A 20 g lead bullet leaves a rifle at a temperature of 47 degrees celcieus and travels at a velocity of 500 m/s until it hits a large block of ice at 0 degrees celcuis and comes to rest within it. How much ice will melt?
KEbullet+heatlosstocoolbullet=massice*Hf
1/2 m v^2+ m(specheatlead)(47)=Massice*Heatfusionice
To calculate the amount of ice that will melt, we need to consider the heat transferred from the lead bullet to the ice block until it reaches the same temperature.

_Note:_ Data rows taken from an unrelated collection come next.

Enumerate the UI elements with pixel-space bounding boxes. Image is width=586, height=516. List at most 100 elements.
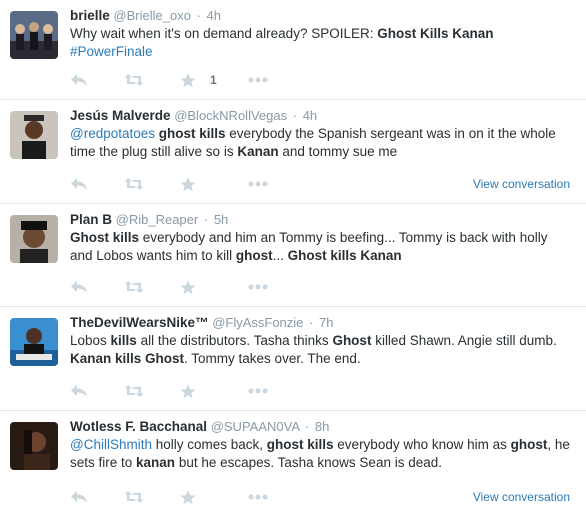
avatar[interactable]	[10, 111, 58, 159]
tweet-actions: 1	[70, 72, 570, 88]
tweet[interactable]: TheDevilWearsNike™ @FlyAssFonzie · 7h Lo…	[0, 307, 586, 411]
more-dots-icon	[248, 388, 268, 394]
retweet-button[interactable]	[124, 72, 144, 88]
fullname[interactable]: Jesús Malverde	[70, 108, 171, 123]
more-dots-icon	[248, 77, 268, 83]
text-segment: killed Shawn. Angie still dumb.	[371, 333, 557, 348]
view-conversation-link[interactable]: View conversation	[473, 489, 570, 505]
more-dots-icon	[248, 181, 268, 187]
highlight: Ghost	[332, 333, 372, 348]
fullname[interactable]: TheDevilWearsNike™	[70, 315, 209, 330]
timestamp[interactable]: 5h	[214, 212, 228, 227]
reply-button[interactable]	[70, 383, 88, 399]
text-segment: and tommy sue me	[278, 144, 398, 159]
username[interactable]: @BlockNRollVegas	[174, 108, 287, 123]
reply-button[interactable]	[70, 176, 88, 192]
highlight: ghost kills	[158, 126, 226, 141]
tweet-header: brielle @Brielle_oxo · 4h	[70, 7, 576, 24]
avatar[interactable]	[10, 422, 58, 470]
star-icon	[180, 73, 196, 87]
fullname[interactable]: Wotless F. Bacchanal	[70, 419, 207, 434]
favorite-button[interactable]	[180, 489, 196, 505]
favorite-button[interactable]	[180, 279, 196, 295]
reply-button[interactable]	[70, 489, 88, 505]
tweet[interactable]: Wotless F. Bacchanal @SUPAAN0VA · 8h @Ch…	[0, 411, 586, 516]
retweet-button[interactable]	[124, 489, 144, 505]
separator-dot: ·	[196, 8, 201, 23]
tweet-actions: View conversation	[70, 489, 570, 505]
tweet-text: Why wait when it's on demand already? SP…	[70, 25, 570, 61]
retweet-button[interactable]	[124, 176, 144, 192]
tweet-text: Lobos kills all the distributors. Tasha …	[70, 332, 570, 368]
highlight: Kanan kills Ghost	[70, 351, 185, 366]
reply-icon	[71, 74, 87, 86]
view-conversation-link[interactable]: View conversation	[473, 176, 570, 192]
highlight: Ghost kills	[70, 230, 140, 245]
tweet[interactable]: brielle @Brielle_oxo · 4h Why wait when …	[0, 0, 586, 100]
timestamp[interactable]: 8h	[315, 419, 329, 434]
reply-button[interactable]	[70, 72, 88, 88]
more-dots-icon	[248, 494, 268, 500]
favorite-count: 1	[210, 73, 217, 87]
tweet-actions	[70, 279, 570, 295]
avatar[interactable]	[10, 215, 58, 263]
timestamp[interactable]: 7h	[319, 315, 333, 330]
avatar[interactable]	[10, 318, 58, 366]
highlight: ghost	[235, 248, 273, 263]
separator-dot: ·	[309, 315, 314, 330]
tweet[interactable]: Jesús Malverde @BlockNRollVegas · 4h @re…	[0, 100, 586, 204]
text-segment: Why wait when it's on demand already? SP…	[70, 26, 378, 41]
username[interactable]: @SUPAAN0VA	[211, 419, 300, 434]
retweet-button[interactable]	[124, 279, 144, 295]
star-icon	[180, 280, 196, 294]
highlight: kills	[110, 333, 137, 348]
star-icon	[180, 384, 196, 398]
tweet-header: Wotless F. Bacchanal @SUPAAN0VA · 8h	[70, 418, 576, 435]
mention-link[interactable]: @ChillShmith	[70, 437, 152, 452]
mention-link[interactable]: @redpotatoes	[70, 126, 155, 141]
tweet-text: @ChillShmith holly comes back, ghost kil…	[70, 436, 570, 472]
username[interactable]: @FlyAssFonzie	[212, 315, 303, 330]
star-icon	[180, 177, 196, 191]
retweet-icon	[124, 178, 144, 190]
more-button[interactable]	[248, 383, 268, 399]
hashtag-link[interactable]: #PowerFinale	[70, 44, 153, 59]
separator-dot: ·	[304, 419, 310, 434]
highlight: Ghost Kills Kanan	[377, 26, 494, 41]
avatar[interactable]	[10, 11, 58, 59]
timestamp[interactable]: 4h	[207, 8, 221, 23]
highlight: ghost	[510, 437, 548, 452]
username[interactable]: @Rib_Reaper	[116, 212, 199, 227]
retweet-button[interactable]	[124, 383, 144, 399]
separator-dot: ·	[203, 212, 209, 227]
reply-button[interactable]	[70, 279, 88, 295]
retweet-icon	[124, 491, 144, 503]
tweet-header: Jesús Malverde @BlockNRollVegas · 4h	[70, 107, 576, 124]
more-dots-icon	[248, 284, 268, 290]
reply-icon	[71, 385, 87, 397]
more-button[interactable]	[248, 489, 268, 505]
tweet-text: Ghost kills everybody and him an Tommy i…	[70, 229, 570, 265]
more-button[interactable]	[248, 72, 268, 88]
username[interactable]: @Brielle_oxo	[113, 8, 191, 23]
favorite-button[interactable]: 1	[180, 72, 217, 88]
more-button[interactable]	[248, 279, 268, 295]
timestamp[interactable]: 4h	[303, 108, 317, 123]
more-button[interactable]	[248, 176, 268, 192]
reply-icon	[71, 281, 87, 293]
text-segment: holly comes back,	[151, 437, 267, 452]
fullname[interactable]: brielle	[70, 8, 110, 23]
text-segment: ...	[272, 248, 288, 263]
highlight: kanan	[136, 455, 176, 470]
fullname[interactable]: Plan B	[70, 212, 112, 227]
favorite-button[interactable]	[180, 383, 196, 399]
text-segment: all the distributors. Tasha thinks	[136, 333, 333, 348]
star-icon	[180, 490, 196, 504]
text-segment: . Tommy takes over. The end.	[184, 351, 361, 366]
tweet-text: @redpotatoes ghost kills everybody the S…	[70, 125, 570, 161]
favorite-button[interactable]	[180, 176, 196, 192]
tweet[interactable]: Plan B @Rib_Reaper · 5h Ghost kills ever…	[0, 204, 586, 307]
tweet-header: TheDevilWearsNike™ @FlyAssFonzie · 7h	[70, 314, 576, 331]
text-segment: everybody who know him as	[333, 437, 511, 452]
tweet-actions	[70, 383, 570, 399]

First, let's find the initial heat energy of the bullet using the formula:
Q = mcΔT
Where:
Q is the heat energy
m is the mass of the bullet
c is the specific heat capacity of lead
ΔT is the change in temperature
Given:
Mass of the bullet (m) = 20 g = 0.02 kg
Initial temperature of the bullet (T1) = 47°C = 320 K
Final temperature of the bullet (T2) = 0°C = 273 K
Specific heat capacity of lead (c) = 128 J/kg°C
Using the formula, we can calculate the initial heat energy (Q):
Q = mcΔT
Q = (0.02 kg) * (128 J/kg°C) * (273 K - 320 K)
Q = (0.02 kg) * (128 J/kg°C) * (-47 K)
Q = -120.32 J
The negative sign indicates that energy is lost from the bullet and gained by the ice block. The bullet transfers this energy to the ice as heat.
The heat energy transferred to the ice (Q) is then used to melt a certain amount of ice, which can be calculated using the latent heat of fusion.
The latent heat of fusion (L) for ice is the amount of energy required to convert one gram of ice at 0°C into water at 0°C. Its value is 334 J/g.
Next, let's calculate the amount of ice melted (melted mass) using the formula:
melted mass = Q / L
Given:
Q = -120.32 J
L = 334 J/g
melted mass = (-120.32 J) / (334 J/g)
Converting J to grams (1 g = 1 J):
melted mass = (-120.32 g) / (334 g)
melted mass ≈ 0.36 g or 0.00036 kg
Therefore, approximately 0.36 grams (or 0.00036 kg) of ice will melt when the lead bullet hits the ice block and comes to rest within it.